They ran out, leaving a dozen with me. Edric’s men were yet in the street, and now they drew near the door, listening as I thought.
“How shall you escape?” I said to the goldsmith.
“Out of the back way, lord, and up the meadows to the ford if the ferryman is asleep. But I must go before the house is beset.”
“Keep the gold for your service,” I said, “for I think that the silver penny has saved me.”
So he thanked me, and crept away easily enough. I suppose that Edric’s men had no orders that had made provision for trouble with me of this sort, and that they hardly knew what had happened. But it was likely that they would send word to Edric directly, when they began to be sure that something had gone amiss. They tried the door again, but without much heart. My men wanted to throw it open and charge out on them, but I would not suffer it. So long as they loitered outside we had time to get away. Then some of them tried the gate of the courtyard behind the house, but the men had barred that after the goldsmith had gone out. And all the while the horses were being saddled silently, and they would be ready in a few minutes.

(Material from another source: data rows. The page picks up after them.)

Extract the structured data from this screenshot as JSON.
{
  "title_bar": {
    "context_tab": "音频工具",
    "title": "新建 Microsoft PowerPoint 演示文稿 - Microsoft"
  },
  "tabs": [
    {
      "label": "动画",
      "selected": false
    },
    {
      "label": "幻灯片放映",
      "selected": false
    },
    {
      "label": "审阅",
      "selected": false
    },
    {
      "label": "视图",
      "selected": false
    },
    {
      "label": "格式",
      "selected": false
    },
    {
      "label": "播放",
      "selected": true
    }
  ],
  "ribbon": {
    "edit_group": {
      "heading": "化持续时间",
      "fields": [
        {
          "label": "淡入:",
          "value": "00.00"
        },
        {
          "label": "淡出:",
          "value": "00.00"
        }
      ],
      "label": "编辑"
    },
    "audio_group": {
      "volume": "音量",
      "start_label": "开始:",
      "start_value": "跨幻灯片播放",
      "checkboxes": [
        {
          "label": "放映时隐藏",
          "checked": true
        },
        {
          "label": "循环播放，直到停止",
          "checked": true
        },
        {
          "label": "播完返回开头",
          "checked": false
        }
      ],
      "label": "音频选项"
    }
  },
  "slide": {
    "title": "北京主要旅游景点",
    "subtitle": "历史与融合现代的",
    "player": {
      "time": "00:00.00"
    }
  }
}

The earl’s men spoke now outside the door, and I could hear what they said.
“Let us break in and see what has befallen Godric.”
“Nay, the hall is full of men now. Let us go back.”
“It was Godric’s own fault. He had no reason to smite the porter, who stayed him not.”
Then I thought that the men knew not what their errand was, and were to take orders from the slain man. Thus there would be no fighting in the street when we came out.
So it was, for when the horses were ready, the stablemen of the house threw open the great gates of the courtyard, which was beside the house, as it happened, and we rode out quietly, but with weapons ready, and they did but shrink together and stare when they saw us. There were about thirty of them in all.
Now I would not give Edric any reason to blame me to Eadmund, and so I wheeled my men to the right, away from the bridge and along the great road towards London, and letting them go on slowly, I called to a man who stood foremost.
“This is a sorry business,” I said; “but your leader had no right to smite my man, and one waxes hasty when a man behaves thus. He was an unmannerly messenger.”
“Aye, lord, he was,” the men said.
“Well, then, tell your earl that I have even now left the town, and that being ready to do so I came not with you; and say how it was that this man was slain, and that I am sorry therefor.”
“We will tell him,” they said.
So I spurred my horse and rode after my company, knowing that it would be hard for Edric to know the rights of the matter. The men would certainly not wonder at the slaying of Godric, seeing how he had behaved. I thought that Eadmund would never hear of this.